# Swift Suntor 600s refurb



## Pipe (Jun 13, 2017)

Hi every one, this is my first time on a forum, I hope some out there can help me?
I have a 2002 Swift Suntor which is excellent condition inside, but the outside needs tidying up!. Can anyone advise me what the colour code is for the Grey bumper at the front of the cab? What the colour code is for the White bodywork of the habitation cabin?.
And last question!!! There is a plastic/rubber strip between the rear plastic valance with the light cluster in them, between the bodywork and the valance anybody know what this strip is called or where to obtain it from?.
Unfortunately I have contacted Swift themselves! And guess what! They have no information on these older motorhomes!!! Surprise!! Surprise!!
Please!! Can anybody help??

Cheers! Mick.


----------



## cabby (May 14, 2005)

It might be advisable to post on the Swift owners club site as well.Hope you get some help.Maybe you could do your own colour scheme.


----------



## talogon (Aug 12, 2009)

Hi and welcome, as a previous Swift owner I can say Cabby is right the Swift owners forum is probably your best bet.

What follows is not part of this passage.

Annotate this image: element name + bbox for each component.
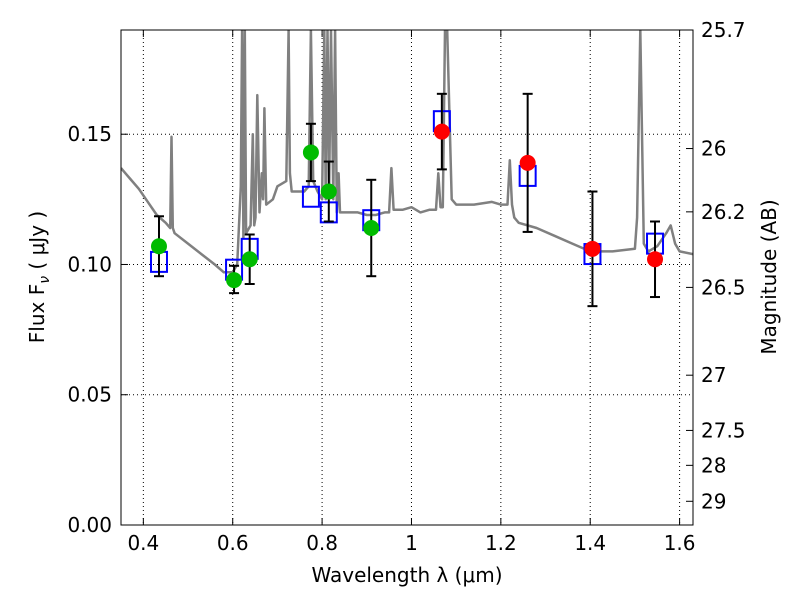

https://www.swift-talk.co.uk

Everyone on here will be very helpful also.
Brian


----------



## Pipe (Jun 13, 2017)

Pipe said:


> Hi every one, this is my first time on a forum, I hope some out there can help me?
> I have a 2002 Swift Suntor which is excellent condition inside, but the outside needs tidying up!. Can anyone advise me what the colour code is for the Grey bumper at the front of the cab? What the colour code is for the White bodywork of the habitation cabin?.
> And last question!!! There is a plastic/rubber strip between the rear plastic valance with the light cluster in them, between the bodywork and the valance anybody know what this strip is called or where to obtain it from?.
> Unfortunately I have contacted Swift themselves! And guess what! They have no information on these older motorhomes!!! Surprise!! Surprise!!
> ...


Thanks for your advice, I think I might have to go with my own colour scheme, but I will try posting on the swift forum.
Cheer!👍😊


----------